The court had pronounced the two men guilty of fraud on the first of 11 counts against them when Judge Yelena Maximova declared an adjournment. The session was to resume today.
Khodorkovsky, former head of the Yukos oil company and once estimated as Russia's richest man, was charged along with Lebedev with tax evasion, fraud and embezzlement, among other crimes. Prosecutors have asked for the maximum 10-year prison sentence.
Guilt "is confirmed by the material of the case and by the evidence of witnesses," Judge Irina Kolesnikova was quoted as saying. However, the report said Kolesnikova's statement did not constitute the final verdict for Khodorkovsky and Lebedev.
There was wide speculation that the court would impose a lighter sentence in the case, which has raised concern about Russia's respect for rule of law. Khodorkovsky supporters contend the case against him was Kremlin-directed revenge for his funding of opposition parties.
One of Khodorkovsky's lawyers, Genrikh Padva, said phrasings in the verdict, which was being read aloud, "give hope for a softer sentence," the ITAR-Tass news agency reported.
The lengthy verdict process began on Monday and it was not clear when it would be completed.
Police yesterday beefed up security precautions outside the court building, erecting crowd barriers and metal detectors on both sides of the street and stopping passing cars for inspection. As Khodorkovsky's parents were waiting for admission to the courthouse, reporters asked what they expected from the day.
"Tell me what's good here," Boris Khodorkovsky responded, indicating the police officers lining both sides of the street.
About 100 anti-Khodorkovsky demonstrators carried placards bearing slogans such as "Khodorkovsky, return our money," reflecting the resentment among many Russians of businessmen like Khodorkovsky who became enormously wealthy in the 1990s economic free-for-all following the collapse of the Soviet Union.
A pro-Khodorkovsky demonstration outside the court a day earlier was forcefully dispersed by police and Sergei Mitrokhin, a liberal politician who said he was detained and beaten in that incident, said yesterday's demonstrators had been seen leaving the Federal Security Service headquarters in Moscow in the morning -- implying their demonstration had official organization.
Khodorkovsky was delivered to a side entrance in an armored van, out of public view.
The reading of the verdict could still take days to complete, but the first words out of the judge's mouth Monday already left little doubt that he would be found guilty on all charges, his lawyers said.
Supporters say Khodorkovsky's the victim of a campaign rooted in Kremlin anger at his political ambitions, and one of his lawyers said the court is so subservient to prosecutors that its verdict is parroting their indictment "right down to the spelling errors."

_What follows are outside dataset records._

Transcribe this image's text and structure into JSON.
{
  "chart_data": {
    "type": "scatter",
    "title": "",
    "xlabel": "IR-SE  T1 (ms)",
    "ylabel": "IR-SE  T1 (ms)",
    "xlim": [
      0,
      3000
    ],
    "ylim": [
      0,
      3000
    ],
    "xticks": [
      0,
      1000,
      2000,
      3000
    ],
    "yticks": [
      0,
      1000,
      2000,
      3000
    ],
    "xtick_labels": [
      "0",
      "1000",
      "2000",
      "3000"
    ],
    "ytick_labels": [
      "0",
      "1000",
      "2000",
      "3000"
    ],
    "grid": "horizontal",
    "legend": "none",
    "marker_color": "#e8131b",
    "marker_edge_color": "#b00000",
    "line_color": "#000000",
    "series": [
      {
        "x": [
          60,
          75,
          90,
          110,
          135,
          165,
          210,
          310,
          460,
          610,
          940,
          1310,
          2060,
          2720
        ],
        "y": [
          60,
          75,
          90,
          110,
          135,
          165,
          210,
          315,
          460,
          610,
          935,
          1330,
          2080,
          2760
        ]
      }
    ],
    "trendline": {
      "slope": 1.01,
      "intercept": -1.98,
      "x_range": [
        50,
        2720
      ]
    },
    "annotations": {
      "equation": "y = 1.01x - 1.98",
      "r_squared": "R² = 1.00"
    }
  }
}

Both at home and abroad, the case has raised questions about President Vladimir Putin's commitment to the rule of law. It also has disturbed foreign investors who are thinking twice about putting money into Russia despite an economy that is feeling the benefit of high world oil prices.

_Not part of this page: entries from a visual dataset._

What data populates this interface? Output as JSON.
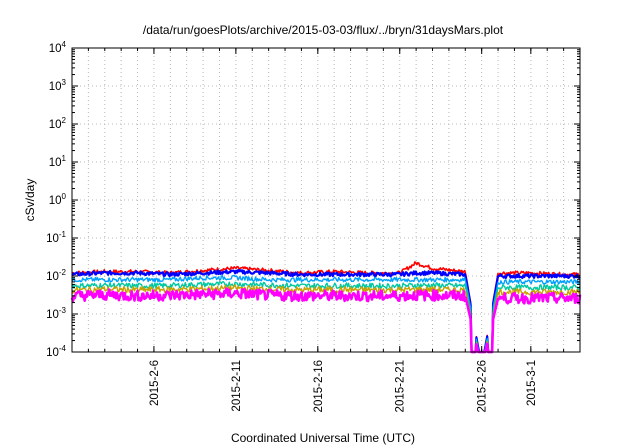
{
  "chart_data": {
    "type": "line",
    "title": "/data/run/goesPlots/archive/2015-03-03/flux/../bryn/31daysMars.plot",
    "xlabel": "Coordinated Universal Time (UTC)",
    "ylabel": "cSv/day",
    "yscale": "log",
    "ylim": [
      0.0001,
      10000
    ],
    "yticks": [
      {
        "base": "10",
        "exp": "-4",
        "value": 0.0001
      },
      {
        "base": "10",
        "exp": "-3",
        "value": 0.001
      },
      {
        "base": "10",
        "exp": "-2",
        "value": 0.01
      },
      {
        "base": "10",
        "exp": "-1",
        "value": 0.1
      },
      {
        "base": "10",
        "exp": "0",
        "value": 1
      },
      {
        "base": "10",
        "exp": "1",
        "value": 10
      },
      {
        "base": "10",
        "exp": "2",
        "value": 100
      },
      {
        "base": "10",
        "exp": "3",
        "value": 1000
      },
      {
        "base": "10",
        "exp": "4",
        "value": 10000
      }
    ],
    "xlim": [
      "2015-02-01",
      "2015-03-04"
    ],
    "xticks": [
      "2015-2-6",
      "2015-2-11",
      "2015-2-16",
      "2015-2-21",
      "2015-2-26",
      "2015-3-1"
    ],
    "grid": true,
    "series": [
      {
        "color": "#ff0000",
        "x": [
          "2015-02-01",
          "2015-02-03",
          "2015-02-05",
          "2015-02-07",
          "2015-02-09",
          "2015-02-11",
          "2015-02-13",
          "2015-02-15",
          "2015-02-17",
          "2015-02-19",
          "2015-02-21",
          "2015-02-22",
          "2015-02-23",
          "2015-02-25",
          "2015-02-26",
          "2015-02-27",
          "2015-03-01",
          "2015-03-03",
          "2015-03-04"
        ],
        "values": [
          0.012,
          0.013,
          0.013,
          0.012,
          0.014,
          0.016,
          0.014,
          0.012,
          0.013,
          0.012,
          0.012,
          0.022,
          0.016,
          0.013,
          4e-05,
          0.012,
          0.012,
          0.011,
          0.011
        ]
      },
      {
        "color": "#0000ff",
        "x": [
          "2015-02-01",
          "2015-02-03",
          "2015-02-05",
          "2015-02-07",
          "2015-02-09",
          "2015-02-11",
          "2015-02-13",
          "2015-02-15",
          "2015-02-17",
          "2015-02-19",
          "2015-02-21",
          "2015-02-22",
          "2015-02-23",
          "2015-02-25",
          "2015-02-26",
          "2015-02-27",
          "2015-03-01",
          "2015-03-03",
          "2015-03-04"
        ],
        "values": [
          0.011,
          0.012,
          0.012,
          0.011,
          0.012,
          0.013,
          0.012,
          0.011,
          0.011,
          0.011,
          0.011,
          0.012,
          0.012,
          0.011,
          4e-05,
          0.01,
          0.01,
          0.01,
          0.01
        ]
      },
      {
        "color": "#00a0ff",
        "x": [
          "2015-02-01",
          "2015-02-03",
          "2015-02-05",
          "2015-02-07",
          "2015-02-09",
          "2015-02-11",
          "2015-02-13",
          "2015-02-15",
          "2015-02-17",
          "2015-02-19",
          "2015-02-21",
          "2015-02-22",
          "2015-02-23",
          "2015-02-25",
          "2015-02-26",
          "2015-02-27",
          "2015-03-01",
          "2015-03-03",
          "2015-03-04"
        ],
        "values": [
          0.008,
          0.008,
          0.008,
          0.008,
          0.009,
          0.009,
          0.008,
          0.008,
          0.008,
          0.008,
          0.008,
          0.008,
          0.008,
          0.008,
          4e-05,
          0.007,
          0.007,
          0.007,
          0.007
        ]
      },
      {
        "color": "#00c8a0",
        "x": [
          "2015-02-01",
          "2015-02-03",
          "2015-02-05",
          "2015-02-07",
          "2015-02-09",
          "2015-02-11",
          "2015-02-13",
          "2015-02-15",
          "2015-02-17",
          "2015-02-19",
          "2015-02-21",
          "2015-02-22",
          "2015-02-23",
          "2015-02-25",
          "2015-02-26",
          "2015-02-27",
          "2015-03-01",
          "2015-03-03",
          "2015-03-04"
        ],
        "values": [
          0.0055,
          0.0057,
          0.0055,
          0.0056,
          0.006,
          0.0062,
          0.0058,
          0.0055,
          0.0056,
          0.0055,
          0.0055,
          0.0057,
          0.0057,
          0.0055,
          4e-05,
          0.005,
          0.005,
          0.005,
          0.005
        ]
      },
      {
        "color": "#c8a000",
        "x": [
          "2015-02-01",
          "2015-02-03",
          "2015-02-05",
          "2015-02-07",
          "2015-02-09",
          "2015-02-11",
          "2015-02-13",
          "2015-02-15",
          "2015-02-17",
          "2015-02-19",
          "2015-02-21",
          "2015-02-22",
          "2015-02-23",
          "2015-02-25",
          "2015-02-26",
          "2015-02-27",
          "2015-03-01",
          "2015-03-03",
          "2015-03-04"
        ],
        "values": [
          0.0042,
          0.0045,
          0.0043,
          0.0044,
          0.0046,
          0.0048,
          0.0045,
          0.0043,
          0.0044,
          0.0043,
          0.0043,
          0.0044,
          0.0044,
          0.0043,
          4e-05,
          0.0038,
          0.0038,
          0.0038,
          0.0038
        ]
      },
      {
        "color": "#ff00ff",
        "x": [
          "2015-02-01",
          "2015-02-03",
          "2015-02-05",
          "2015-02-07",
          "2015-02-09",
          "2015-02-11",
          "2015-02-13",
          "2015-02-15",
          "2015-02-17",
          "2015-02-19",
          "2015-02-21",
          "2015-02-22",
          "2015-02-23",
          "2015-02-25",
          "2015-02-26",
          "2015-02-27",
          "2015-03-01",
          "2015-03-03",
          "2015-03-04"
        ],
        "values": [
          0.003,
          0.0032,
          0.003,
          0.0031,
          0.0033,
          0.0035,
          0.0031,
          0.003,
          0.003,
          0.003,
          0.003,
          0.0031,
          0.0031,
          0.003,
          4e-05,
          0.0026,
          0.0026,
          0.0026,
          0.0026
        ]
      }
    ]
  }
}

Khodorkovsky has been imprisoned since October 2003, when he was seized by special forces in a raid on his jet as it sat on the tarmac of a Siberian airport. Lebedev was arrested three months earlier.

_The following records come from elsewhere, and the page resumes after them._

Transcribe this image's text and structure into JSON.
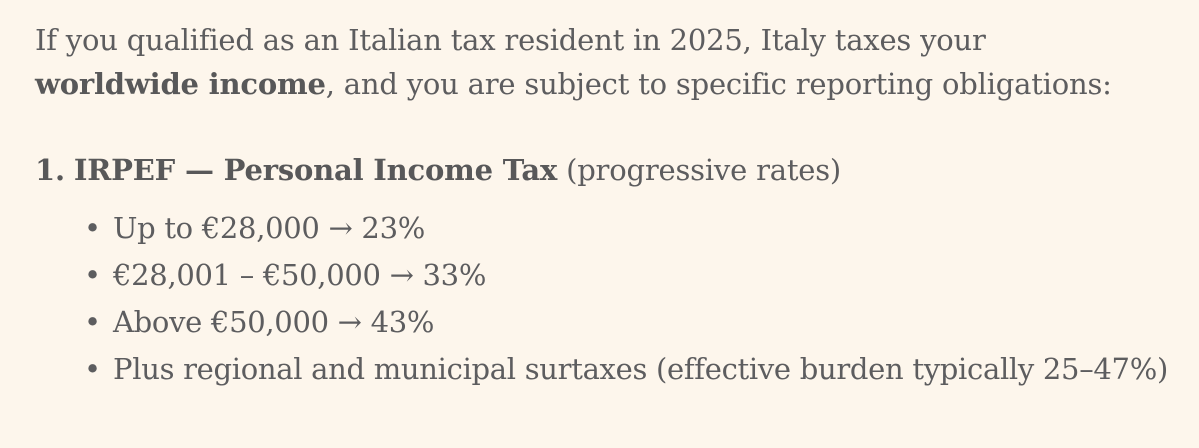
{
  "intro": {
    "text_before_bold_1": "If you qualified as an Italian tax resident in 2025, Italy taxes your ",
    "bold_1": "worldwide income",
    "text_after_bold_1": ", and you are subject to specific reporting obligations:"
  },
  "section": {
    "number": "1.",
    "title": "IRPEF — Personal Income Tax",
    "subtitle": "(progressive rates)"
  },
  "rates": [
    {
      "text": "Up to €28,000 → 23%"
    },
    {
      "text": "€28,001 – €50,000 → 33%"
    },
    {
      "text": "Above €50,000 → 43%"
    },
    {
      "text": "Plus regional and municipal surtaxes (effective burden typically 25–47%)"
    }
  ],
  "icons": {
    "bullet": "•"
  }
}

Both were charged with crimes related to the 1994 privatization of a fertilizer-component company. During his 19 months in prison, his crown-jewel oil company Yukos has been hit with billions of dollars in back tax bills and its key production subsidiary acquired by the state after a murky auction ordered to meet part of the tax arrears.
Khodorkovsky and Lebedev are charged with rigging the privatization auction, stripping profits from a major fertilizer component maker, illegally using onshore tax havens to slash Yukos' tax bills and dodging millions in personal income tax.